To: Sawtooth who wrote (2343)10/14/1999 2:16:00 PM
From: slacker711  Read Replies (1) | Respond to of 13582
 

An excerpt from an article on the Motley Fool....

In Q2, CDMA chipsets represented 19% of total sales, up from 1% in Q1, according to Warburg Dillon Read. Without a doubt, the growth prospects of the CDMA business and DSP's development program for emerging third generation (3G) wireless technologies are what attracted the chip giant to the company in the first place.

fool.com

An excerpt from the most recent SEC filing by DSP....

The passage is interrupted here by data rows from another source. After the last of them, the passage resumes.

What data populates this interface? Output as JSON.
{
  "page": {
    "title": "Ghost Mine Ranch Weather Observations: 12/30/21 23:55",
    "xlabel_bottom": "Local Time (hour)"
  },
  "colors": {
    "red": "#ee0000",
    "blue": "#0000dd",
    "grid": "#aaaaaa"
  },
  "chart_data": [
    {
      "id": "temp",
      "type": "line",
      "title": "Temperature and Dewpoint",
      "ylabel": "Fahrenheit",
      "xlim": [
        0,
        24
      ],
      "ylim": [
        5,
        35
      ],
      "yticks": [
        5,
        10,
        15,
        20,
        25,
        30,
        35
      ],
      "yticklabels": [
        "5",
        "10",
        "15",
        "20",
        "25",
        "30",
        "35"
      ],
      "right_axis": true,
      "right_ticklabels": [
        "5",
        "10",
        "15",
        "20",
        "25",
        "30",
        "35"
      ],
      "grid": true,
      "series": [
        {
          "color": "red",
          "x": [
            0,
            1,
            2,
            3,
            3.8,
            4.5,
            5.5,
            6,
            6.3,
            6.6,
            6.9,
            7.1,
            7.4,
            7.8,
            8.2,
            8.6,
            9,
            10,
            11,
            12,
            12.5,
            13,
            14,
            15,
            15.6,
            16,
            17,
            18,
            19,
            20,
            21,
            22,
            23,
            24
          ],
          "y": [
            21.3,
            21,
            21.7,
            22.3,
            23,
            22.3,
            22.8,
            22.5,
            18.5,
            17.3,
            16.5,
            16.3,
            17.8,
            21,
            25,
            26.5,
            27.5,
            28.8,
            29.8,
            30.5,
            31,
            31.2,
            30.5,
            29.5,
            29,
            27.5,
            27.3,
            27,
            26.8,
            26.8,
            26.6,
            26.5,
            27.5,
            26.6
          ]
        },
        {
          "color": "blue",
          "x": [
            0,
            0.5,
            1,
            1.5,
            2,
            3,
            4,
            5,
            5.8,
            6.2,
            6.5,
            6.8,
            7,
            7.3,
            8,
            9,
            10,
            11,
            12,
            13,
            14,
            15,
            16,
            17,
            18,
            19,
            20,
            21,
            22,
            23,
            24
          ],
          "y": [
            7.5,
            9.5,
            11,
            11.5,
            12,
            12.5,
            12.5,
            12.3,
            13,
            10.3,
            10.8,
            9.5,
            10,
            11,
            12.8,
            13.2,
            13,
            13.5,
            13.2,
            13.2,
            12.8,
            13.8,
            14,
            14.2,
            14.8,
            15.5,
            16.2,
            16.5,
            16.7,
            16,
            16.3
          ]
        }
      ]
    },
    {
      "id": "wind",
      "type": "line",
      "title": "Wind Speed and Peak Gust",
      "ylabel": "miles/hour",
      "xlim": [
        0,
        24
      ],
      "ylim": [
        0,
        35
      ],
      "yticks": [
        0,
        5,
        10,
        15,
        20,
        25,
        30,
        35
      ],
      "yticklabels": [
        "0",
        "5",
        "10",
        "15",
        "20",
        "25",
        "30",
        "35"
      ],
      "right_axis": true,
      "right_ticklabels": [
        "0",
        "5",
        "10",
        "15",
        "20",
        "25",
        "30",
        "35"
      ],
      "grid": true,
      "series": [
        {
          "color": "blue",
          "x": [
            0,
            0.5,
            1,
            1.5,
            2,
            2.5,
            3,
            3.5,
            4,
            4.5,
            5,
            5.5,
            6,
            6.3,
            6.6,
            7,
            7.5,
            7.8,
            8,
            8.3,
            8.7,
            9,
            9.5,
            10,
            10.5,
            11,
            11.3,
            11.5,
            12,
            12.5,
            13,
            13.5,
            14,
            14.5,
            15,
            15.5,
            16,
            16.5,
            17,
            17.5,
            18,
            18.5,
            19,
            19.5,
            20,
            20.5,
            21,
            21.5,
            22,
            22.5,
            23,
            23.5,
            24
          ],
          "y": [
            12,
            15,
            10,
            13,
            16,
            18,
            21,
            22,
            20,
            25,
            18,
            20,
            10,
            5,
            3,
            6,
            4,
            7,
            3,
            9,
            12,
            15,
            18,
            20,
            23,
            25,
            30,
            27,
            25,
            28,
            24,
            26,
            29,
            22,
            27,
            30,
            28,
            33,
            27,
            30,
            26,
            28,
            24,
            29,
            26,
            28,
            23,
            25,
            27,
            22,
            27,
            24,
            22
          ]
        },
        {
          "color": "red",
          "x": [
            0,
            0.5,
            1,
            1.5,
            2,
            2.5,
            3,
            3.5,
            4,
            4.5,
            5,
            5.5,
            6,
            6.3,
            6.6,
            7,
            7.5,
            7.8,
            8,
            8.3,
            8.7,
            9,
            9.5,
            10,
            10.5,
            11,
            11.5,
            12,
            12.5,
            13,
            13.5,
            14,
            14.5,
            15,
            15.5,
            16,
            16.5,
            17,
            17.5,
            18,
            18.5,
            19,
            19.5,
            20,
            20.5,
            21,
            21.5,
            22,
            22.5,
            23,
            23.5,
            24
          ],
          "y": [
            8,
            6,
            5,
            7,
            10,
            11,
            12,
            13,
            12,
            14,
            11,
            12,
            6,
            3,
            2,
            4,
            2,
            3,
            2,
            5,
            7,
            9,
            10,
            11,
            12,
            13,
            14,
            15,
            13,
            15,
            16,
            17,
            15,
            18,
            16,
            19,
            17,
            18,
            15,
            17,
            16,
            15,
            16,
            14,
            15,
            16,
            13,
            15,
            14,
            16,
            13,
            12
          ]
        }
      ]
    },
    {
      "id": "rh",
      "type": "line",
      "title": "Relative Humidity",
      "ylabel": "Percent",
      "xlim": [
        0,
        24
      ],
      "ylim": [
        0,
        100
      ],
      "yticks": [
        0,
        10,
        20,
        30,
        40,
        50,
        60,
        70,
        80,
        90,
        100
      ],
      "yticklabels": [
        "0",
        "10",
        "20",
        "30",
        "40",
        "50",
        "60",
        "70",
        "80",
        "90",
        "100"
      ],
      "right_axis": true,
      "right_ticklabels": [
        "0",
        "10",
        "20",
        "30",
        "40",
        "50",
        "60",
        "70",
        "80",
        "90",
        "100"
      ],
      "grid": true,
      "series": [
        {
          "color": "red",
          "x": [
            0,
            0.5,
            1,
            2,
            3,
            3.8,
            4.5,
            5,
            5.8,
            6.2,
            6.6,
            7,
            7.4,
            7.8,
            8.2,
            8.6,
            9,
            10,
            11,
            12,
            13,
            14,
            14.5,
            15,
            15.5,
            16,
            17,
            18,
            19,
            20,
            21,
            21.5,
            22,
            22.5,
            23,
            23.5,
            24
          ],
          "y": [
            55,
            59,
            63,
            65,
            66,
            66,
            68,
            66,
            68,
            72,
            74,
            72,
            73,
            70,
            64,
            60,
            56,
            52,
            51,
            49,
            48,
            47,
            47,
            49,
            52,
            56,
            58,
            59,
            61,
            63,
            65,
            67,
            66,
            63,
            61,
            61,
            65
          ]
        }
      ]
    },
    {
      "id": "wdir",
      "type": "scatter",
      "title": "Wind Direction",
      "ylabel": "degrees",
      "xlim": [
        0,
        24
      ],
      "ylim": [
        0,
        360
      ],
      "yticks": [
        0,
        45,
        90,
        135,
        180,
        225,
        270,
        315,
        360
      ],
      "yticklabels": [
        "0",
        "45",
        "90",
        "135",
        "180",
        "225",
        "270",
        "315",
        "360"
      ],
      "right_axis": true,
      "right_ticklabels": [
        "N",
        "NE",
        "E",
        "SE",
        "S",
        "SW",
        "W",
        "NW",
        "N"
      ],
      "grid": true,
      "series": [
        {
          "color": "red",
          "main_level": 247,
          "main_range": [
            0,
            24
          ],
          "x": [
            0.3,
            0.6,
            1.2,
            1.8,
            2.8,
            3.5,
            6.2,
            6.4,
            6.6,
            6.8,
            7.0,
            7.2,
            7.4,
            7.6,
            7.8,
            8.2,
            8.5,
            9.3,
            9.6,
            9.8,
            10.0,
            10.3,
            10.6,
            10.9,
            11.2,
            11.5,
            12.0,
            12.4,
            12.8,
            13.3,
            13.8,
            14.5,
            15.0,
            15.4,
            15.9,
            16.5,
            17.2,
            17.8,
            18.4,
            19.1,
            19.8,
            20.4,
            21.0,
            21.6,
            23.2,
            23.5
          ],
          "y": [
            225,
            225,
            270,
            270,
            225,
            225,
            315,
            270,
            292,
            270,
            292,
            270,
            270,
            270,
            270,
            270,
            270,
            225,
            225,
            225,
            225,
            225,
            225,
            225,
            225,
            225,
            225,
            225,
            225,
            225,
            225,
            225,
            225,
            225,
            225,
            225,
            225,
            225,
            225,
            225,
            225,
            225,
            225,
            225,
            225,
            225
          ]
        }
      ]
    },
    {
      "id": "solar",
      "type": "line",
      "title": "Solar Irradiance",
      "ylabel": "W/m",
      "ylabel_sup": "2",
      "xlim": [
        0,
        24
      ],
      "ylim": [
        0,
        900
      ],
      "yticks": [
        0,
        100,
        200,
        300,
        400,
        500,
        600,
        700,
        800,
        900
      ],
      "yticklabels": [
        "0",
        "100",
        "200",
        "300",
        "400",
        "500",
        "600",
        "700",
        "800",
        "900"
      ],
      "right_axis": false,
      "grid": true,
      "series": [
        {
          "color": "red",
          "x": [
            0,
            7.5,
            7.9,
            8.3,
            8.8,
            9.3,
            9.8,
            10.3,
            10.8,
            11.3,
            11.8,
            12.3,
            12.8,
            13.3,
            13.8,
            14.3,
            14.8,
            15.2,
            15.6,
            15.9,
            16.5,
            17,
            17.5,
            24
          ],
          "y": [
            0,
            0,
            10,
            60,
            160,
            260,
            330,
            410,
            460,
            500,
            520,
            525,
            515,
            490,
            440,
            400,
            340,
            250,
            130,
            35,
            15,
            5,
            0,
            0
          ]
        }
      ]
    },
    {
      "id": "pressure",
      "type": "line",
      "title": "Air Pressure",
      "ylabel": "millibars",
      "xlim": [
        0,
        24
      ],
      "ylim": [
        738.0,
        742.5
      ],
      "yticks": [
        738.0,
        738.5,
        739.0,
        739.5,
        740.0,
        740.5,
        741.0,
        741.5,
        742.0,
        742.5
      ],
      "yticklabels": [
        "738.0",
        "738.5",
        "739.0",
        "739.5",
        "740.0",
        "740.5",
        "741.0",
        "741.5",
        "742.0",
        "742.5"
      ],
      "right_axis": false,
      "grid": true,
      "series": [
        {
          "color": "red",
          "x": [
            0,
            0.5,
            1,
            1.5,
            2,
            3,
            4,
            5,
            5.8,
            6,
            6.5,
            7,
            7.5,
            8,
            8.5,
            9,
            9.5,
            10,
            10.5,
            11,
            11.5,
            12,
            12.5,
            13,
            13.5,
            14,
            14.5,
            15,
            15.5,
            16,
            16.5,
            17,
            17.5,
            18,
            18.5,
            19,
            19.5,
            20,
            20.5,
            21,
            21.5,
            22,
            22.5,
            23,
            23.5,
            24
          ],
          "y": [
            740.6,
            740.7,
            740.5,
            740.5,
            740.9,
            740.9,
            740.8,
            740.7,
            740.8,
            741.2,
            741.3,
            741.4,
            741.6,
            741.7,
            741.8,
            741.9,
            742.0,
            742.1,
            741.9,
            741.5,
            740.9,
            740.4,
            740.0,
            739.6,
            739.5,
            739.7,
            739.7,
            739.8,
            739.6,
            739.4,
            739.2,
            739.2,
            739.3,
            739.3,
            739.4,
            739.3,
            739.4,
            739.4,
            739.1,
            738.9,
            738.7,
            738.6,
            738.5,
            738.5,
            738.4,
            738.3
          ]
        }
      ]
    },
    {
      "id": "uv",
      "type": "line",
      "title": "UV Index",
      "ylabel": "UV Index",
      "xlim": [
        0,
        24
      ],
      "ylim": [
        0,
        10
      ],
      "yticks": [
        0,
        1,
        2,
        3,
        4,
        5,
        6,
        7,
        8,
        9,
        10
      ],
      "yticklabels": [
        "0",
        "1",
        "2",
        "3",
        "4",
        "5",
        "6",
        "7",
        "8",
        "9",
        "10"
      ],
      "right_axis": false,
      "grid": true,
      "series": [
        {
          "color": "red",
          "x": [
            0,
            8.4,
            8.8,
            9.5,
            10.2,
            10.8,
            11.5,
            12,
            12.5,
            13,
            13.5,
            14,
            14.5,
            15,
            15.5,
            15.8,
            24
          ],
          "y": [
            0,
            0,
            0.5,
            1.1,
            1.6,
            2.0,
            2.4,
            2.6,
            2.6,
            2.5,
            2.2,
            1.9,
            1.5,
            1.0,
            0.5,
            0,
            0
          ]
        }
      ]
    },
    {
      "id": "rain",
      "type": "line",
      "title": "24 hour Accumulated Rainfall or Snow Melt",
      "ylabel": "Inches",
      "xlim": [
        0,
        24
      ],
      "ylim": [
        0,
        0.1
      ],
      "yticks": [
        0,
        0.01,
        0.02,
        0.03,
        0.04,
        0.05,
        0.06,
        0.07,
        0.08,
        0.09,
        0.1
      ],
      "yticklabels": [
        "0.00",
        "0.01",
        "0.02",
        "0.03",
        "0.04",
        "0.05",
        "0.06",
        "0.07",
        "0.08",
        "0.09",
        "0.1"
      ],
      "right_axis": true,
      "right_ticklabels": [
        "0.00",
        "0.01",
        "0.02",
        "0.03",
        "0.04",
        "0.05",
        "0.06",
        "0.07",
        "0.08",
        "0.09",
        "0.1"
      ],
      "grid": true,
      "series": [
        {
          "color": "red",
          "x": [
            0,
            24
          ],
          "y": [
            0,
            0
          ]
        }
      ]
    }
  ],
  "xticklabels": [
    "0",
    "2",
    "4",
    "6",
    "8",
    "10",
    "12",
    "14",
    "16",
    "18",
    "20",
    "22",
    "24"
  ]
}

In connection with its license agreement for CDMA, the Company has agreed to pay royalties based on specified rates. The Company initiated payment of these royalties in 1998 upon commencement of sales of its CDMA products. Royalty expenses in the first six months of 1999 amounted to $947,000.

biz.yahoo.com

A little quick math....

1Q Revs. 34.1m CDMA Rev. .34m
2Q Revs. 39.6m CDMA Rev. 7.52m

So on a total of $7.86m in sales, DSP paid $947,000 to Qualcomm. This works out to a royalty rate of 12% on ASIC's. Not too shabby....

The only real variable in the above calculation is the accuracy of the Warburg Dillon Reed analyst.

Slacker



To: Sawtooth who wrote (2343)10/14/1999 2:50:00 PM
From: Peter J Hudson  Read Replies (1) | Respond to of 13582
 
To All,

The idea of AT&T switching from TDMA to CDMA makes no sense at all for 2G operations. T has billions of dollars invested in TDMA infrastructure and the advantages of CDMAone will never justify abandoning that sunk cost. T can continue to milk it's TDMA system and claim that they will use EDGE for 3G, but they don't have a huge investment in EDGE. If AT&T is going to move to a form of CDMA it will be for 3G. No matter what brand of 3G AT&T uses it will require a massive build out. Assuming that 3G CDMA systems will be superior to the alternatives, as we all believe, that would be the logical time for T to go CDMA.